BANYUWANGI - Kemacetan parah melanda kawasan Pelabuhan Ketapang, Banyuwangi, Jawa Timur.
Antrean panjang kendaraan dikabarkan melanda area tersebut dalam waktu tiga hari belakangan ini.
Melansir dari pemberitaan detikJatim, penumpukan kendaraan bahkan mengular sampai kisaran 7 kilometer (km) serta berlangsung nyaris tiada jeda pada waktu siang maupun malam hari.
Kondisi tersebut telah melanda selama 3 hari terakhir.
Ketua Umum DPP Gabungan Pengusaha Nasional Angkutan Sungai, Danau, dan Penyeberangan (GAPASDAP) Khoiri Soetomo membeberkan secara terbuka mengenai penyebab utama kemacetan parah tersebut.
Masalah yang melanda saat ini bukan diakibatkan oleh minimnya total kapal yang melaju pada rute Ketapang-Gilimanuk, melainkan penyebab utamanya berada pada keterbatasan daya tampung pelabuhan serta dermaga yang beroperasi.
Peristiwa ini dinilai menjadi pembuktian pentingnya percepatan pengerjaan fasilitas pelabuhan serta dermaga pada rute penyeberangan tersebut.
Menurut pandangannya, saat ini ada kisaran 56 kapal yang mengantongi izin resmi serta siap sedia melayani rute Ketapang-Gilimanuk.
Kendati demikian, daya tampung dermaga yang tersedia hanya dapat menampung kisaran 28 kapal untuk melaju dengan efektif pada satu siklus operasional.
"Artinya, sekitar 28 kapal lainnya harus menunggu giliran operasi sebagai kapal cadangan.
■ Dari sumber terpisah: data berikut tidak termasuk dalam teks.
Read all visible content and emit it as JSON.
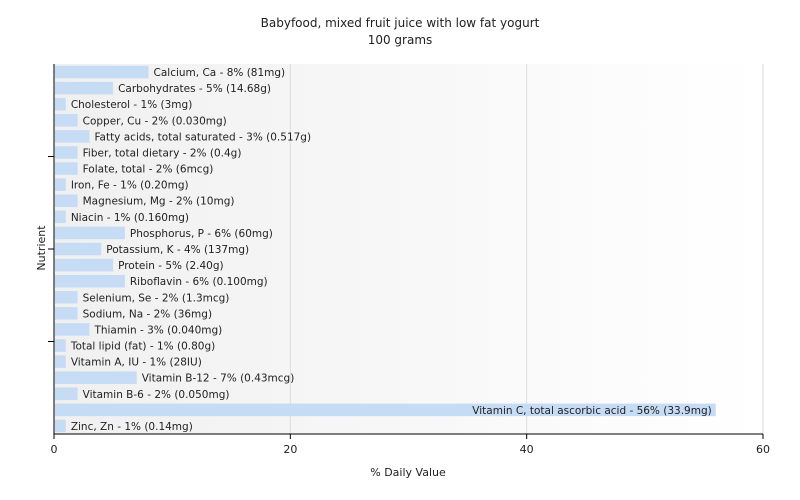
{
  "chart_data": {
    "type": "bar",
    "orientation": "horizontal",
    "title": "Babyfood, mixed fruit juice with low fat yogurt",
    "subtitle": "100 grams",
    "xlabel": "% Daily Value",
    "ylabel": "Nutrient",
    "xlim": [
      0,
      60
    ],
    "xticks": [
      0,
      20,
      40,
      60
    ],
    "bar_color": "#c6dcf5",
    "grid": true,
    "categories": [
      "Calcium, Ca",
      "Carbohydrates",
      "Cholesterol",
      "Copper, Cu",
      "Fatty acids, total saturated",
      "Fiber, total dietary",
      "Folate, total",
      "Iron, Fe",
      "Magnesium, Mg",
      "Niacin",
      "Phosphorus, P",
      "Potassium, K",
      "Protein",
      "Riboflavin",
      "Selenium, Se",
      "Sodium, Na",
      "Thiamin",
      "Total lipid (fat)",
      "Vitamin A, IU",
      "Vitamin B-12",
      "Vitamin B-6",
      "Vitamin C, total ascorbic acid",
      "Zinc, Zn"
    ],
    "values": [
      8,
      5,
      1,
      2,
      3,
      2,
      2,
      1,
      2,
      1,
      6,
      4,
      5,
      6,
      2,
      2,
      3,
      1,
      1,
      7,
      2,
      56,
      1
    ],
    "labels": [
      "Calcium, Ca - 8% (81mg)",
      "Carbohydrates - 5% (14.68g)",
      "Cholesterol - 1% (3mg)",
      "Copper, Cu - 2% (0.030mg)",
      "Fatty acids, total saturated - 3% (0.517g)",
      "Fiber, total dietary - 2% (0.4g)",
      "Folate, total - 2% (6mcg)",
      "Iron, Fe - 1% (0.20mg)",
      "Magnesium, Mg - 2% (10mg)",
      "Niacin - 1% (0.160mg)",
      "Phosphorus, P - 6% (60mg)",
      "Potassium, K - 4% (137mg)",
      "Protein - 5% (2.40g)",
      "Riboflavin - 6% (0.100mg)",
      "Selenium, Se - 2% (1.3mcg)",
      "Sodium, Na - 2% (36mg)",
      "Thiamin - 3% (0.040mg)",
      "Total lipid (fat) - 1% (0.80g)",
      "Vitamin A, IU - 1% (28IU)",
      "Vitamin B-12 - 7% (0.43mcg)",
      "Vitamin B-6 - 2% (0.050mg)",
      "Vitamin C, total ascorbic acid - 56% (33.9mg)",
      "Zinc, Zn - 1% (0.14mg)"
    ]
  }
}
Ini menunjukkan bahwa persoalan utama bukan kekurangan armada, melainkan keterbatasan kapasitas pelabuhan dan dermaga," ujar Khoiri dalam keterangannya, Kamis (25/6/2026).
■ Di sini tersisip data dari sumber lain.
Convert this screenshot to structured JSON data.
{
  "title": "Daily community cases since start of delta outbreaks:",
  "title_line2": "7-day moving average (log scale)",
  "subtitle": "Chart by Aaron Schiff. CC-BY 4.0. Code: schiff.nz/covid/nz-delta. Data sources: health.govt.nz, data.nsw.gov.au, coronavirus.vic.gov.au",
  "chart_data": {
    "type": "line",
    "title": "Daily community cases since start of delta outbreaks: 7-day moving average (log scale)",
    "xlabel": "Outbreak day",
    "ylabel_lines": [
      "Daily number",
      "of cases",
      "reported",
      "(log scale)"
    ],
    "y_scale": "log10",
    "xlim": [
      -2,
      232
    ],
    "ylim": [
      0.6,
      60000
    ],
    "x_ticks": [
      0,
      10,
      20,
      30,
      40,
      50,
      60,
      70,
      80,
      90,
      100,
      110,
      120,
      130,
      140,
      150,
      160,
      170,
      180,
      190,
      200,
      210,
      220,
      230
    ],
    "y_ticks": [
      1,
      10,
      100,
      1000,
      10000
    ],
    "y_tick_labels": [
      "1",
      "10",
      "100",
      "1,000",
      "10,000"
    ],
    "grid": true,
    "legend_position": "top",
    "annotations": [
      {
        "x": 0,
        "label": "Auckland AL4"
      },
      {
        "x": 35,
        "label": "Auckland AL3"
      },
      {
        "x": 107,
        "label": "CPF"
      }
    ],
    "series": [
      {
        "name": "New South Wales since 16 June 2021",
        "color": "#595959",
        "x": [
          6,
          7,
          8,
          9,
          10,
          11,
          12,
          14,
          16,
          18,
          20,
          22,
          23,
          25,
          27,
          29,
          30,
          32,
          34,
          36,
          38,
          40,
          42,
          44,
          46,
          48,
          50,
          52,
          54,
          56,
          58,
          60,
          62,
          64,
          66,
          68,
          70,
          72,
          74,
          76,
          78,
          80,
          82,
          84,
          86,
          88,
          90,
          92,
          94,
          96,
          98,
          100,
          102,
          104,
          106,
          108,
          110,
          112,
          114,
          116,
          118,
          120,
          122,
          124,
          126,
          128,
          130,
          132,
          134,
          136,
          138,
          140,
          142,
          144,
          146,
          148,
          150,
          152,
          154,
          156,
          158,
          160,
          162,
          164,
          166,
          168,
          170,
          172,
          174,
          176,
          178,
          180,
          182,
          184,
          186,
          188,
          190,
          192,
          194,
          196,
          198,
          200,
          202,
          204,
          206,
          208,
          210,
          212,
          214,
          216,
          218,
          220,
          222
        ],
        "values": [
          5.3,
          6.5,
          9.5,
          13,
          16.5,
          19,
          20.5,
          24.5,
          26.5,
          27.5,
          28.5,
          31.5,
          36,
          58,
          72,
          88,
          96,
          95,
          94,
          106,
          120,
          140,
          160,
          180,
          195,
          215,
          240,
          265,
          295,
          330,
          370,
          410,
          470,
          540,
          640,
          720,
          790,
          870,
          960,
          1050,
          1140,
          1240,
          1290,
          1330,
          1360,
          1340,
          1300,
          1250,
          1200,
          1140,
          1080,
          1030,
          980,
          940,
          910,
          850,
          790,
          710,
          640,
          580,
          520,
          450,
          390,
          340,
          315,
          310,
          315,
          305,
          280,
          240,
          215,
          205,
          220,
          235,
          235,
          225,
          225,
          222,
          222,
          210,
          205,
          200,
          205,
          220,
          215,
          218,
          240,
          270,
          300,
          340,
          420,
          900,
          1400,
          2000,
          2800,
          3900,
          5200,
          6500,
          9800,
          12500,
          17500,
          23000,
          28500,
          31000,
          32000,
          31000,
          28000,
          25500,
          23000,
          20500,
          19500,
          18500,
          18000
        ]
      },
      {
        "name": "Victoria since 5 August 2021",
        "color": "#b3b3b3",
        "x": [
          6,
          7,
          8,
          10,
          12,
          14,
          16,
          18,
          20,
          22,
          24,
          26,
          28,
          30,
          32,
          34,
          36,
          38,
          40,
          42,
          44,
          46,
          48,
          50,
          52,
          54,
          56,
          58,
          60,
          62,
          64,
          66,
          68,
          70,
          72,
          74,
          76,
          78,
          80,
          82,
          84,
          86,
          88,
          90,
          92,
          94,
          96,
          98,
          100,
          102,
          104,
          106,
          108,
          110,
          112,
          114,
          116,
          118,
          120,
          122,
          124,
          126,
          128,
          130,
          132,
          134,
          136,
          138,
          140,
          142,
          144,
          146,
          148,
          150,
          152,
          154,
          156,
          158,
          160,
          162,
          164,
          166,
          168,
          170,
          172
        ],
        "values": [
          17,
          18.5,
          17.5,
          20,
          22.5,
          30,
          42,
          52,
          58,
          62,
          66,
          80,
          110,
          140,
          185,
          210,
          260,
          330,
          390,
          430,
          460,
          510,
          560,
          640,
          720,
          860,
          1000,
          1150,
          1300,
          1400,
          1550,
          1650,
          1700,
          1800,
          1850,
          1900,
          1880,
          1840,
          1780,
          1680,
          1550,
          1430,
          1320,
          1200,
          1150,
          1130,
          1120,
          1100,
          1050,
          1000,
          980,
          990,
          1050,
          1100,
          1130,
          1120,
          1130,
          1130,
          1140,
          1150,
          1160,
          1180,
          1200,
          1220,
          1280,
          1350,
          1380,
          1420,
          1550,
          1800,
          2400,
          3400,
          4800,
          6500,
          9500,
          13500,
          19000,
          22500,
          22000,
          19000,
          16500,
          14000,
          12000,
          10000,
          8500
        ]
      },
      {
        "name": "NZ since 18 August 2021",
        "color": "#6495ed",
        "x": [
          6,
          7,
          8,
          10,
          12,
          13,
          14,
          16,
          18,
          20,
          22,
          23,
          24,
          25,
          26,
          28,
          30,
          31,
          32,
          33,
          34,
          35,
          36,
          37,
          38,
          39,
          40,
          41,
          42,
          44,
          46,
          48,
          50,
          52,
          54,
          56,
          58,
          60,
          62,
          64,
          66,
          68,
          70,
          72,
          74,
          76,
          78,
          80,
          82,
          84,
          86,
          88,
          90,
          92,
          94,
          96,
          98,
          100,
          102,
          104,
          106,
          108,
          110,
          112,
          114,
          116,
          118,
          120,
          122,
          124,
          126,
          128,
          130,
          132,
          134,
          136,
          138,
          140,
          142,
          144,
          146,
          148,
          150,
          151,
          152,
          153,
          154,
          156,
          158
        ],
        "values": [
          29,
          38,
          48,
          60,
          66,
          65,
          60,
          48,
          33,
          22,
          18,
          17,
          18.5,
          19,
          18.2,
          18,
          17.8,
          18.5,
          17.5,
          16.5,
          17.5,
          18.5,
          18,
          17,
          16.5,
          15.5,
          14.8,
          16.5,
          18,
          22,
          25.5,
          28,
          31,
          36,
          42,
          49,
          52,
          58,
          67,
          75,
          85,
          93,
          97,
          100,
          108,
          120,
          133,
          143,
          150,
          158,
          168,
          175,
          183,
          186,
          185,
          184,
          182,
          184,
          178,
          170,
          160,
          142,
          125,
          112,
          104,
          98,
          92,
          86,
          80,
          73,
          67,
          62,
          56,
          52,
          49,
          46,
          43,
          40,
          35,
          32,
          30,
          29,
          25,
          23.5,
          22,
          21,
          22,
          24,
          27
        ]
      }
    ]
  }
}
Berkaca pada pemantauan langsung di area tersebut, keterbatasan dermaga memicu lonjakan volume kendaraan barang, bus, serta mobil pribadi tidak dapat terlayani secara kilat.
Pada sudut lain, pelayanan kendaraan logistik berukuran besar yang belum maksimal, faktor cuaca serta ombak laut yang berimbas pada kelancaran proses bersandar kapal, dan minimnya area parkir penampung (buffer zone) beserta jalan akses menuju ke pelabuhan turut andil menjadi pemicu lain macet parah yang berlangsung.
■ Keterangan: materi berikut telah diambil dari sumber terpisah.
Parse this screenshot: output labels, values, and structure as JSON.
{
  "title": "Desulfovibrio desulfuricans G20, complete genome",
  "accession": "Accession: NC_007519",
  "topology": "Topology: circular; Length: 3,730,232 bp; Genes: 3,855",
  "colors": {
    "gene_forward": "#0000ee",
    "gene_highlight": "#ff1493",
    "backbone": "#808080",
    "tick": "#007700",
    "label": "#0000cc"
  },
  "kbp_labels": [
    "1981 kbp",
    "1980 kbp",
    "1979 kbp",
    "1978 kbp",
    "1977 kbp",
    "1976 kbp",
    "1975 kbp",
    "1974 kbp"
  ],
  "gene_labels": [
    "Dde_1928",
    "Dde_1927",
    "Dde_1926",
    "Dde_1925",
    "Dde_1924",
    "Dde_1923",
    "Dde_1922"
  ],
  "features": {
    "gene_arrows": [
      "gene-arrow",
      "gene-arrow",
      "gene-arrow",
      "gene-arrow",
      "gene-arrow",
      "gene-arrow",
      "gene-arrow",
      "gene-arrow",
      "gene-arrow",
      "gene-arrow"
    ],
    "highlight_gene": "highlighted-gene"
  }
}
Perusahaan operator kapal yang bernaung di bawah Gapasdap, kata Khoiri, tetap berupaya menaikkan produktivitas operasional lewat optimalisasi kapal, percepatan bongkar muat barang, serta penerapan standar keselamatan berlayar.
Bagi dirinya, pengerjaan fasilitas penyeberangan nasional harus dijadikan fokus perhatian bersama.
Selama rentang bertahun-tahun, organisasinya sudah memberikan usulan percepatan perluasan rute Ketapang-Gilimanuk melalui pendirian dermaga baru, perluasan daya tampung pelabuhan, optimalisasi Dermaga Bulusan, penambahan lokasi buffer zone kendaraan, perluasan jalan akses, hingga percepatan pengadaan serta pembebasan tanah.
Pihaknya berpandangan tanpa adanya perluasan daya tampung fasilitas secara besar-besaran, lonjakan total kendaraan di tiap tahunnya bisa memicu kemacetan yang sama pada momen liburan, hari besar keagamaan, serta waktu puncak pergerakan barang nasional.
Jalur lintas Ketapang-Gilimanuk itu sendiri merupakan satu dari sekian rute krusial yang mengaitkan Pulau Jawa dengan Bali sekaligus menyokong pergerakan barang, sektor wisata, dan mobilitas warga ke Bali, Nusa Tenggara, hingga wilayah Indonesia Timur.
"Setiap penambahan dermaga baru tidak hanya membantu mengurangi antrean kendaraan, tetapi juga meningkatkan efisiensi logistik nasional, menekan biaya distribusi, mendukung pariwisata, memperkuat konektivitas antarwilayah, dan meningkatkan daya saing ekonomi nasional," kata Khoiri.